We met with Leigh to learn how she's leveraging her position as Washington DC's Managing Principal and uncovered more about her passions, writing, and startups along the way. Continue reading to learn more about the workplace strategist that's leading the charge for our diverse and talented DC project teams.
What led you to become the DC Managing Principal?
LS: I've been a workplace consultant my entire career, giving clients advice on how to create healthy, sustainable workplaces that support the performance of their people. I love the intersection between design and business and consulting is perfect for that. About a year ago, I started thinking about how I can create a healthy, sustainable company “from the inside” and practice what I preach. This role is a way to do that. I believe in our team and I believe the work we do makes a positive difference in the world. I want to help grow a culture where everyone feels safe to take chances, dream big, and learn from each other. But also, a culture where we sustain a healthy attitude about work and play.
Describe your leadership style.
LS: I keep a sticky note attached to my monitor to remind me of four things I try to do every day: connect, challenge, empower, and inspire. Not saying I always do it, but it’s a goal. I’m a firm believer in making decisions based on our values – they are a north star when things like COVID-19 come along and there's no road map!
What has most influenced your career, and why?
LS: I’m attracted to big challenges, big ideas, and to people who like big challenges and big ideas. Maybe that’s what attracted me to our industry and to EYP! I am a firm believer in following passions. Mine are protecting the environment, improving human health, and advancing more women into leadership roles. I can trace most of my big career decisions to one or more of these passions.
You’re an author of two best-selling books: The Healthy Workplace and The Green Workplace. Do you have any advice for aspiring authors? Is there another book in the works?
LS: For anyone interested in writing books, my advice is to go for it. I get asked this question a lot, so here’s a link to my author website with more info if you’re serious!
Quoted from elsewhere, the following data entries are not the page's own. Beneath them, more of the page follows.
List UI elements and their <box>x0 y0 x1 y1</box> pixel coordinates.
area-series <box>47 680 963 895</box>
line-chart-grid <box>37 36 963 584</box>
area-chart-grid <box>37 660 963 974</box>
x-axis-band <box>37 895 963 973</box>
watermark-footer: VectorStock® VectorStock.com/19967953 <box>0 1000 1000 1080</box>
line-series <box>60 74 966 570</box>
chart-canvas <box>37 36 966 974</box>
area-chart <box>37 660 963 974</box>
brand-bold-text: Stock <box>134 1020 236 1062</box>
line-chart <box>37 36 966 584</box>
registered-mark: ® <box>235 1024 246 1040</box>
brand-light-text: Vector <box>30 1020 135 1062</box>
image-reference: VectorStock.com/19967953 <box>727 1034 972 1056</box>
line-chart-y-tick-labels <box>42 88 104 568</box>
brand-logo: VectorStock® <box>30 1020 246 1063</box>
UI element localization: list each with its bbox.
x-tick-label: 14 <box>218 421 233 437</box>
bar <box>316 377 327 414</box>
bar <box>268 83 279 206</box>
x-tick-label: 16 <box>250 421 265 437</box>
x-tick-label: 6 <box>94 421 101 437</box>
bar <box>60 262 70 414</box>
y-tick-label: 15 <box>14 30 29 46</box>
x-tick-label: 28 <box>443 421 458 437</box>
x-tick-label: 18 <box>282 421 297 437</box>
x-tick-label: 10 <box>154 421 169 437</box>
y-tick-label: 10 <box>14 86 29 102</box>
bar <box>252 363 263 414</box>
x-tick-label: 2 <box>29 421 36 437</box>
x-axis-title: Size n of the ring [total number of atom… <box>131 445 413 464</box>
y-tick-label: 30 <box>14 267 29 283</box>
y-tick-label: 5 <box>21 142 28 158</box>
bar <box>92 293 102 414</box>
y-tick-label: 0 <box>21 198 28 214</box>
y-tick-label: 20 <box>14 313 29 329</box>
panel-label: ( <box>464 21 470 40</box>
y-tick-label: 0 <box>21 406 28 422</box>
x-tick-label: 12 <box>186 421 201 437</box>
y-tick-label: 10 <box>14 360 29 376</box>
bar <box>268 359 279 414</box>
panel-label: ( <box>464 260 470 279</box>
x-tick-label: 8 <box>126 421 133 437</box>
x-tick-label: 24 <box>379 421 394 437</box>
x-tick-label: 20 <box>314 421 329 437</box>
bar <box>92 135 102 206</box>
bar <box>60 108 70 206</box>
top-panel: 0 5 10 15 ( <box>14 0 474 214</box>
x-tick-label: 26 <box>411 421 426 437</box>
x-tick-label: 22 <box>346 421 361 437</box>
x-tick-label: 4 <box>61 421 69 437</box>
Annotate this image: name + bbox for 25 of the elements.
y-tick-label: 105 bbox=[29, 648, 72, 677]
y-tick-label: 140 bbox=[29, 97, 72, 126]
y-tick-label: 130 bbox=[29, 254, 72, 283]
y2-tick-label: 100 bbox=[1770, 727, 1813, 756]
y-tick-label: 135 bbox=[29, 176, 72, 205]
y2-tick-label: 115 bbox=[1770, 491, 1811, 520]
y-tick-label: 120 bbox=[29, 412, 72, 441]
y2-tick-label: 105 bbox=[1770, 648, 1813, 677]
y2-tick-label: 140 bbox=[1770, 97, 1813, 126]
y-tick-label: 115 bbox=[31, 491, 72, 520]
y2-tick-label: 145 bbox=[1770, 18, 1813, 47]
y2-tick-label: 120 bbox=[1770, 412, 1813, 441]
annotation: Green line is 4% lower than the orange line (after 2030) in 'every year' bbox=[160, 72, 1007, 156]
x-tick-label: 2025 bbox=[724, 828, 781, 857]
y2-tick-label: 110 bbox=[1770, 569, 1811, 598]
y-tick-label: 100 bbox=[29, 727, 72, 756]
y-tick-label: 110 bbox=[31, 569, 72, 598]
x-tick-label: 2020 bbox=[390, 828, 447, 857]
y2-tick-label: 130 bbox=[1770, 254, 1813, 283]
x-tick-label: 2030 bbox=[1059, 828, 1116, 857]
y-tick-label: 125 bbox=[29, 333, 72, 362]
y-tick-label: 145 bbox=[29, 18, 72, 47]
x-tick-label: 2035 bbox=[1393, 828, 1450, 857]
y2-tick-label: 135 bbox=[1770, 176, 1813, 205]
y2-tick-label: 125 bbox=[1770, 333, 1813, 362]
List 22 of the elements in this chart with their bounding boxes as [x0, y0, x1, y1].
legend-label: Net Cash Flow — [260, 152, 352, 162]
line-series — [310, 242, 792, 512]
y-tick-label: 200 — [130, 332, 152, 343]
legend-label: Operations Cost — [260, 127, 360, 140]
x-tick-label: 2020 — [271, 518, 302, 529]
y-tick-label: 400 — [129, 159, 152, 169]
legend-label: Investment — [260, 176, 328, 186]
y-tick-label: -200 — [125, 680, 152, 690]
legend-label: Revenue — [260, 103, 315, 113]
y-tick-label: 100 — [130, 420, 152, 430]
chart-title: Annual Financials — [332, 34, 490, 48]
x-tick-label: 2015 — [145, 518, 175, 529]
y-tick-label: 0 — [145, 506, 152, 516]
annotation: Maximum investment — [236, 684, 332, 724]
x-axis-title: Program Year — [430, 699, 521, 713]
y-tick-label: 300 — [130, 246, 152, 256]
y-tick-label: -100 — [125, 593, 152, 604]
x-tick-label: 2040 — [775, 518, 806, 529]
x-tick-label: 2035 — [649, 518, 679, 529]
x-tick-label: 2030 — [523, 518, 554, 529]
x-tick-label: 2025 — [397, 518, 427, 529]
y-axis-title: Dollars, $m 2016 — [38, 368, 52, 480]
It’s like running a marathon, but when you’re done, it’s the greatest feeling in the world to know that someone out there – that you’ve never met – is reading what you wrote and it’s impacting the way they think. Once you write a book on a topic, it can give you a platform to speak and further your ideas and impact.
Do I have another book in me? Well, I’ve had a number of ideas, including writing fiction, but nothing has materialized yet. My last two books took between 1,500 and 2,000 hours to write, so it’s no small commitment.
You started two non-profits. Can you share what drove you to invest your time in those areas?
LS: About five years ago, with several other women in the health and wellbeing space, I helped launch Global Women for Wellbeing. The mission of this organization is to “empower healthy female leaders at all levels for a more sustainable world.” Our ever-expanding group of members has hosted networking events across the globe focusing on a wide range of issues unique to women around caregiving, finance, the media, wellness, you name it.
In November of 2018, I launched WomanUp, an activist network of women and allies, stepping up to fight for progressive causes and candidates. Our goal is to leverage the power of women to make progressive change, and to connect activists with organizations helping lead the charge on this front. Our clients include Elizabeth Warren, Gabby Gifford’s organization on gun violence and the ACLU.
How do you choose to balance work and life? Is it possible?
LS: After speaking to many experts across the health and wellness industry, I’ve learned the most important thing is to put yourself first. Prioritize your health and spending time with friends and family. This will help you build resiliency and keep you at your productive best. Working crazy hours week after week is a recipe for stress, burnout, and poor decision making. With our high tech 24/7 culture, it’s easy to lose sight of that.